Le plus important est le liant avec la communauté, c’est une famille. Il faut instaurer une proximité, certes ils ne sont pas habitués à cela, mais ça leur plaît. Il faut qu’ils se sentent bien pour venir, mais surtout pour rester. Il y a beaucoup de concurrences, il faut savoir se démarquer.

Pourquoi les startups choisissent votre espace plutôt qu’un autre ?

Il faut se démarquer de la concurrence, offrir plus de services que d’autres espaces. Aujourd’hui, nous proposons diverses activités. Il y a des tournois de ping-pong, une salle de sport, mais également un cinéma.

Les membres ont accès à la salle de sport quand ils le désirent.

Mais ce n’est pas tout, lorsque les membres viennent à Urban Place, ils sont également là pour faire des rencontres, se sentir à l’aise, travailler dans de bonnes conditions. Une fois par semaine, nous organisons des Happy Hour. C’est un lieu de travail, mais surtout de convivialité, d’échanges, la communauté a un attachement pour ce lieu.

L’objectif d’Urban Place était de créer avant tout une communauté réelle, apprendre à connaître les membres, chercher à les aider. Et ça de manière gratuite. C’est une vraie valeur puisqu’ils restent chez nous plus longtemps que les autres. Le turnover est de 4 mois en moyenne, chez nous elle est plus de 8 mois.

Nos membres sont plus âgés parce qu’on a su séduire des gens qui ne se disaient pas prêts au coworking. Donc on a voulu construire une marque tout en restant fidèle à nos membres.

Nous avons un message pour eux. Venez, travaillez, on s’occupe du reste. Nous nous ne sommes pas arrêtés aux services de la vie quotidienne, de maintenance, Internet, ménage, mais nous sommes allés plus loin.

Le mode de développement d’une startup est à l’opposé des sociétés, dites plus traditionnelles. Une startup n’a pas vraiment de projection au-delà de 6 mois. Nous sommes actifs au sein de leurs projets. Nous leur proposons de travailler avec des avocats, des experts-comptables, des personnes qui peuvent apporter un vrai plus considérable pour leur entreprise. Nous cherchons avant tout à les aider, les accompagner dans leur vie.

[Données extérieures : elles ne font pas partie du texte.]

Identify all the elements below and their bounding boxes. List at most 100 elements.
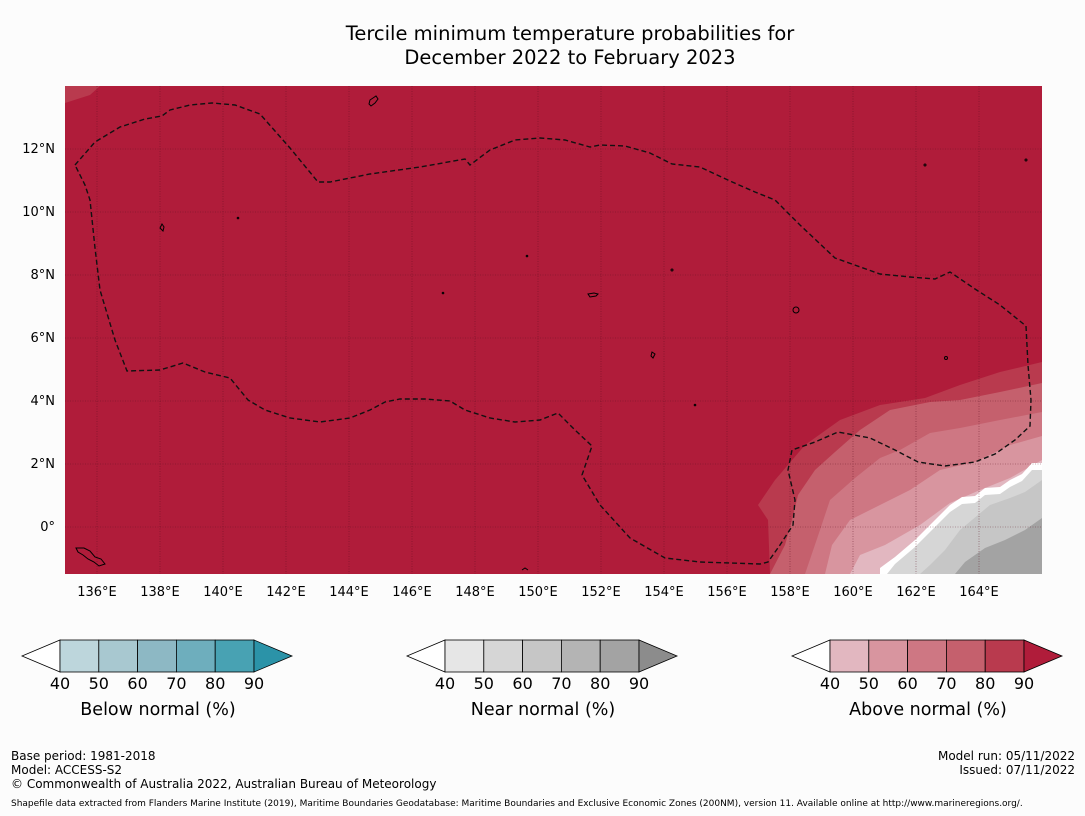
lon-label: 138°E [140,585,180,600]
colorbar-extend-high [253,639,294,673]
lon-label: 154°E [644,585,684,600]
lon-label: 150°E [518,585,558,600]
chart-title: Tercile minimum temperature probabilitie… [60,22,1080,70]
lon-label: 164°E [959,585,999,600]
colorbar-segment [483,639,524,673]
colorbar-below-normal: 40 50 60 70 80 90 [20,639,294,693]
colorbar-segment [560,639,601,673]
colorbar-tick-label: 70 [936,674,956,693]
island [159,223,165,232]
lat-label: 0° [40,520,55,535]
colorbar-tick-label: 60 [127,674,147,693]
lon-label: 156°E [707,585,747,600]
colorbar-tick-label: 40 [820,674,840,693]
colorbar-segment [599,639,640,673]
footer-right: Model run: 05/11/2022 Issued: 07/11/2022 [938,749,1075,777]
below-normal-label: Below normal (%) [80,700,236,720]
island [75,547,106,567]
copyright: © Commonwealth of Australia 2022, Austra… [11,777,437,791]
longitude-labels: 136°E 138°E 140°E 142°E 144°E 146°E 148°… [77,585,999,600]
island [441,291,445,295]
colorbar-tick-label: 80 [975,674,995,693]
lon-label: 136°E [77,585,117,600]
island [792,306,800,314]
colorbar-segment [945,639,986,673]
island [587,292,599,298]
lon-label: 162°E [896,585,936,600]
above-normal-80-patch [65,86,100,103]
shapefile-attribution: Shapefile data extracted from Flanders M… [11,799,1023,809]
colorbar-tick-label: 70 [551,674,571,693]
colorbar-tick-label: 70 [166,674,186,693]
title-line-2: December 2022 to February 2023 [404,46,736,69]
colorbar-extend-high [1023,639,1064,673]
lon-label: 146°E [392,585,432,600]
lon-label: 140°E [203,585,243,600]
colorbar-segment [59,639,100,673]
issued-date: Issued: 07/11/2022 [959,763,1075,777]
colorbar-tick-label: 50 [859,674,879,693]
model-run: Model run: 05/11/2022 [937,749,1075,763]
colorbar-tick-label: 80 [590,674,610,693]
colorbar-tick-label: 50 [474,674,494,693]
near-normal-label: Near normal (%) [470,700,616,720]
lat-label: 10°N [22,205,55,220]
island [525,254,529,258]
colorbar-segment [522,639,562,673]
colorbar-segment [907,639,947,673]
island [923,163,927,167]
lat-label: 2°N [31,457,56,472]
colorbar-extend-low [790,639,831,673]
model-name: Model: ACCESS-S2 [11,763,123,777]
colorbar-tick-label: 90 [1014,674,1034,693]
lon-label: 160°E [833,585,873,600]
island [670,268,674,272]
colorbar-tick-label: 90 [244,674,264,693]
lat-label: 8°N [31,268,56,283]
colorbar-tick-label: 40 [435,674,455,693]
colorbar-segment [984,639,1025,673]
probability-map: 12°N 10°N 8°N 6°N 4°N 2°N 0° 136°E 138°E… [22,86,1042,600]
graticule [65,86,1042,574]
island [521,567,529,571]
colorbar-near-normal: 40 50 60 70 80 90 [405,639,679,693]
colorbar-segment [829,639,870,673]
lon-label: 148°E [455,585,495,600]
island [693,403,697,407]
colorbar-segment [214,639,255,673]
lon-label: 142°E [266,585,306,600]
near-normal-80-region [955,518,1042,574]
lat-label: 4°N [31,394,56,409]
lon-label: 158°E [770,585,810,600]
colorbar-segment [137,639,177,673]
island [944,356,948,360]
colorbar-segment [444,639,485,673]
eez-boundary-dashed [74,102,1032,565]
colorbar-segment [98,639,139,673]
colorbar-tick-label: 40 [50,674,70,693]
island [236,216,240,220]
island [1024,158,1028,162]
colorbar-tick-label: 90 [629,674,649,693]
colorbar-above-normal: 40 50 60 70 80 90 [790,639,1064,693]
island [368,95,379,107]
colorbar-extend-low [20,639,61,673]
lat-label: 6°N [31,331,56,346]
colorbar-extend-high [638,639,679,673]
colorbar-tick-label: 80 [205,674,225,693]
latitude-labels: 12°N 10°N 8°N 6°N 4°N 2°N 0° [22,142,55,535]
lon-label: 144°E [329,585,369,600]
footer-left: Base period: 1981-2018 Model: ACCESS-S2 … [11,749,436,791]
colorbar-segment [868,639,909,673]
title-line-1: Tercile minimum temperature probabilitie… [345,22,795,45]
colorbar-extend-low [405,639,446,673]
lon-label: 152°E [581,585,621,600]
island [650,351,656,359]
colorbar-segment [175,639,216,673]
islands [75,95,1028,571]
colorbar-tick-label: 60 [512,674,532,693]
colorbar-tick-label: 50 [89,674,109,693]
base-period: Base period: 1981-2018 [11,749,156,763]
above-normal-label: Above normal (%) [849,700,1007,720]
colorbar-tick-label: 60 [897,674,917,693]
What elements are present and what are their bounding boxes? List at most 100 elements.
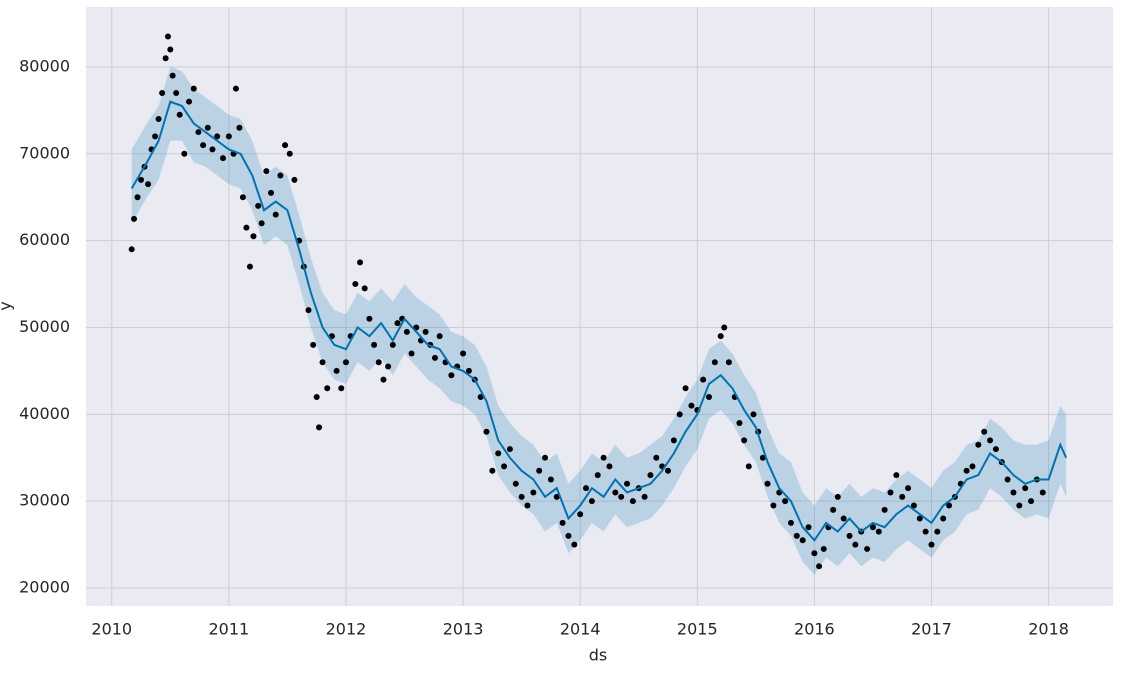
observed-point [385,363,392,370]
observed-point [846,532,853,539]
observed-point [366,315,373,322]
observed-point [195,129,202,136]
observed-point [389,341,396,348]
observed-point [981,428,988,435]
observed-point [371,341,378,348]
observed-point [277,172,284,179]
observed-point [606,463,613,470]
observed-point [830,506,837,513]
observed-point [820,545,827,552]
observed-point [431,354,438,361]
observed-point [152,133,159,140]
x-tick-label: 2010 [91,620,132,639]
observed-point [173,89,180,96]
x-axis-label: ds [589,646,608,665]
observed-point [361,285,368,292]
x-tick-label: 2011 [209,620,250,639]
observed-point [357,259,364,266]
observed-point [352,281,359,288]
observed-point [741,437,748,444]
y-tick-label: 40000 [19,404,70,423]
observed-point [155,116,162,123]
observed-point [250,233,257,240]
observed-point [881,506,888,513]
observed-point [840,515,847,522]
observed-point [811,550,818,557]
observed-point [380,376,387,383]
observed-point [342,359,349,366]
observed-point [134,194,141,201]
observed-point [186,98,193,105]
observed-point [946,502,953,509]
observed-point [759,454,766,461]
observed-point [243,224,250,231]
observed-point [263,168,270,175]
observed-point [518,493,525,500]
observed-point [992,446,999,453]
observed-point [305,307,312,314]
observed-point [629,498,636,505]
observed-point [131,215,138,222]
observed-point [506,446,513,453]
observed-point [268,189,275,196]
observed-point [313,393,320,400]
observed-point [159,89,166,96]
observed-point [676,411,683,418]
y-axis-label: y [0,301,15,310]
observed-point [375,359,382,366]
observed-point [236,124,243,131]
x-tick-label: 2016 [794,620,835,639]
observed-point [536,467,543,474]
observed-point [764,480,771,487]
observed-point [725,359,732,366]
observed-point [653,454,660,461]
observed-point [169,72,176,79]
observed-point [577,511,584,518]
observed-point [963,467,970,474]
observed-point [688,402,695,409]
forecast-line [130,100,1068,542]
observed-point [338,385,345,392]
observed-point [600,454,607,461]
observed-point [916,515,923,522]
observed-point [934,528,941,535]
observed-point [324,385,331,392]
observed-point [164,33,171,40]
observed-point [542,454,549,461]
observed-point [162,55,169,62]
observed-point [512,480,519,487]
observed-point [181,150,188,157]
observed-point [232,85,239,92]
x-tick-label: 2013 [443,620,484,639]
observed-point [717,333,724,340]
observed-point [1028,498,1035,505]
x-tick-label: 2017 [911,620,952,639]
y-tick-label: 30000 [19,491,70,510]
observed-point [1016,502,1023,509]
observed-point [1039,489,1046,496]
x-tick-label: 2015 [677,620,718,639]
observed-point [204,124,211,131]
observed-point [869,524,876,531]
y-tick-label: 70000 [19,143,70,162]
observed-point [618,493,625,500]
observed-point [647,472,654,479]
observed-point [711,359,718,366]
observed-point [641,493,648,500]
observed-point [477,393,484,400]
observed-point [239,194,246,201]
observed-point [319,359,326,366]
observed-point [624,480,631,487]
observed-point [403,328,410,335]
observed-point [787,519,794,526]
observed-point [571,541,578,548]
observed-point [524,502,531,509]
observed-point [460,350,467,357]
observed-point [770,502,777,509]
observed-point [246,263,253,270]
observed-point [1004,476,1011,483]
observed-point [291,176,298,183]
observed-point [316,424,323,431]
observed-point [1022,485,1029,492]
observed-point [975,441,982,448]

Plus qu’un espace de travail, c’est un concept de vie. Aujourd’hui nous avons des exemples concrets. Trois personnes ont monté une startup il y a quelques années. Dernièrement, ils ont levé plus d’un million de dollars et ils sont maintenant une vingtaine de salariés dans l’entreprise et ont trois bureaux dans nos locaux.

Après c’est comme tout, il faut se démarquer de la concurrence et proposer toujours plus à nos membres.

Comment voyez-vous l’avenir dans 5 ans ?

A moyen terme, nous allons continuer notre développement national. Nous allons encore ouvrir trois, quatre espaces supplémentaires. On souhaite également s’élargir à l’international, en Europe. Parce que c’est un marché où il reste encore tout à faire dans certains pays. Cela devrait se faire en début d’année 2019.